Ärzte Zeitung online, 28.07.2011

Frühzeitiger Rentenantrag schützt nicht vor hohen Steuern

MÜNCHEN (fl) Haben Rentner ab 2005 Rentennachzahlungen aus den Vorjahren erhalten, müssen sie trotzdem diese besonders hoch versteuern. Es gelte die gesetzliche Neuregelung zur Besteuerung der Renten, entschied der Bundesfinanzhof (BFH) in München in mehreren Urteilen.

Diese neuen, für Rentner ungünstigen Vorschriften seien selbst dann anzuwenden, wenn der Rentenantrag Jahre vorher gestellt worden ist und der Rentenversicherungsträger sich mit der Auszahlung einfach nur Zeit gelassen hat.

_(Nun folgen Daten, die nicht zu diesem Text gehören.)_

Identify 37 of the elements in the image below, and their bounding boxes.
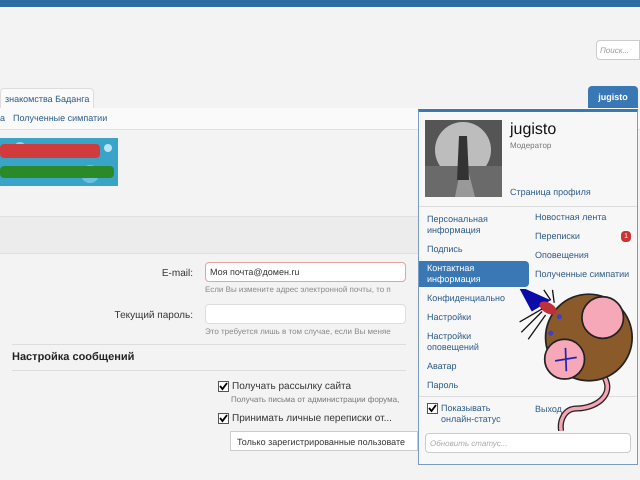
menu-item[interactable]: Подпись xyxy=(419,242,471,257)
logout-link[interactable]: Выход xyxy=(535,403,562,425)
menu-item[interactable]: Настройки xyxy=(419,310,480,325)
menu-item[interactable]: Персональная информация xyxy=(419,212,529,238)
user-tab[interactable]: jugisto xyxy=(588,86,638,108)
checkbox[interactable] xyxy=(218,380,229,392)
nav-tab[interactable]: знакомства Баданга xyxy=(0,88,94,108)
menu-item[interactable]: Конфиденциально xyxy=(419,291,513,306)
text-field[interactable]: Моя почта@домен.ru xyxy=(205,262,406,282)
menu-item[interactable]: Переписки xyxy=(535,231,580,242)
field-label: E-mail: xyxy=(160,267,194,281)
checkbox[interactable] xyxy=(218,412,229,424)
text-field[interactable] xyxy=(205,304,406,324)
checkbox-label: Получать рассылку сайта xyxy=(232,380,352,394)
field-hint: Это требуется лишь в том случае, если Вы меняе xyxy=(205,326,391,338)
option-hint: Получать письма от администрации форума, xyxy=(230,394,400,406)
menu-item[interactable]: Контактная информация xyxy=(419,261,529,287)
user-name: jugisto xyxy=(510,120,558,140)
menu-item[interactable]: Настройки оповещений xyxy=(419,329,529,355)
select-field[interactable]: Только зарегистрированные пользовате xyxy=(230,430,418,450)
checkbox-label: Показывать онлайн-статус xyxy=(441,403,502,425)
section-title: Настройка сообщений xyxy=(12,351,134,363)
menu-item[interactable]: Пароль xyxy=(419,378,466,393)
checkbox-label: Принимать личные переписки от... xyxy=(232,412,392,426)
user-role: Модератор xyxy=(510,140,552,152)
field-hint: Если Вы измените адрес электронной почты, то п xyxy=(205,284,391,296)
menu-item[interactable]: Полученные симпатии xyxy=(535,269,630,280)
menu-item[interactable]: Новостная лента xyxy=(535,212,606,223)
status-field[interactable]: Обновить статус... xyxy=(425,433,631,453)
search-field[interactable]: Поиск... xyxy=(596,40,640,60)
subnav-link[interactable]: Полученные симпатии xyxy=(13,112,108,126)
profile-link[interactable]: Страница профиля xyxy=(510,186,631,199)
menu-item[interactable]: Аватар xyxy=(419,359,465,374)
checkbox[interactable] xyxy=(427,403,438,414)
menu-item[interactable]: Оповещения xyxy=(535,250,589,261)
subnav-link[interactable]: а xyxy=(0,112,6,126)
field-label: Текущий пароль: xyxy=(114,309,194,323)
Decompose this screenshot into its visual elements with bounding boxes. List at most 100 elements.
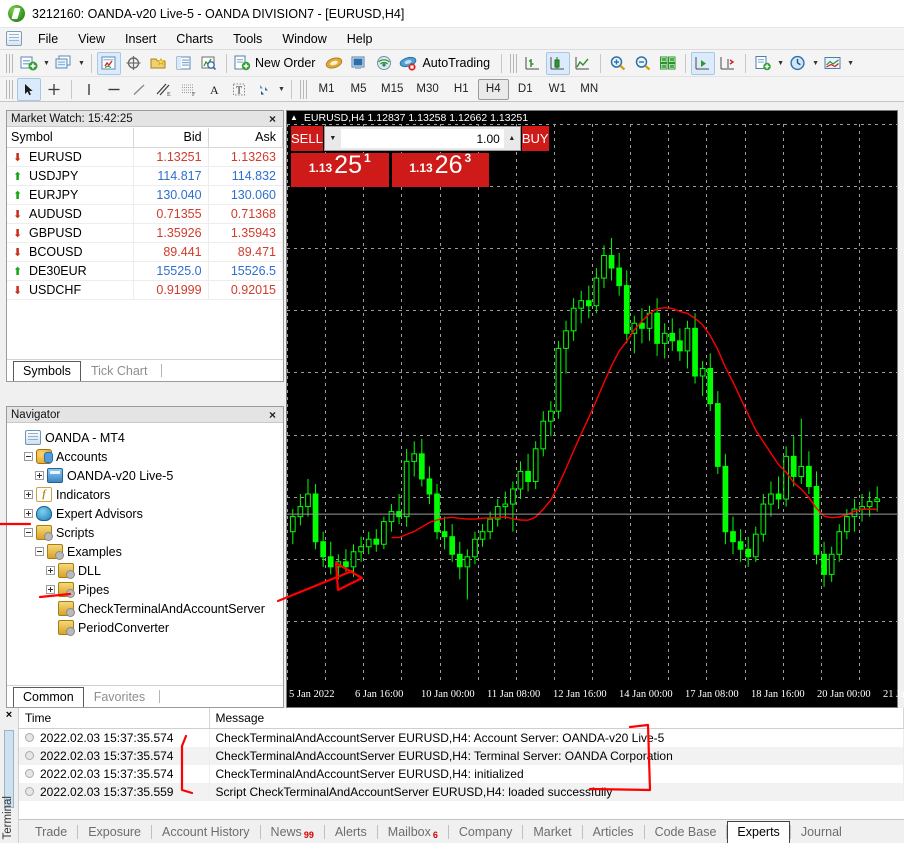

Damit wiesen die obersten Finanzrichter die Klagen mehrerer Rentner gegen die Besteuerung ihrer Rentennachzahlung zurück. In einem Fall hatte eine Frau im Februar 2003 eine Rente wegen voller Erwerbsminderung beantragt. Der Rentenversicherungsträger ließ sich mit der Auszahlung jedoch Zeit. Erst 2006 erhielt die Frau über 35.000 Euro an Renten nachgezahlt.

Das Finanzamt wollte daraufhin die gesamte Rentennachzahlung zu 50 Prozent besteuern. Dies sehe das seit 2005 in Kraft getretene Alterseinkünftegesetz so vor. Die Regelungen bezögen sich auch auf Renten, die vor der Neuregelung beansprucht werden.

Neuregelung gilt für alle Renten

Die Rentnerin hielt die Besteuerung ihrer Rente für ungerecht. Hätte der Rentenversicherungsträger sich mit seiner Auszahlung nicht so lange Zeit gelassen und die Rente noch vor 2005 überwiesen, wäre nur der sogenannte Ertragsanteil, in diesem Fall vier Prozent, zu versteuern gewesen.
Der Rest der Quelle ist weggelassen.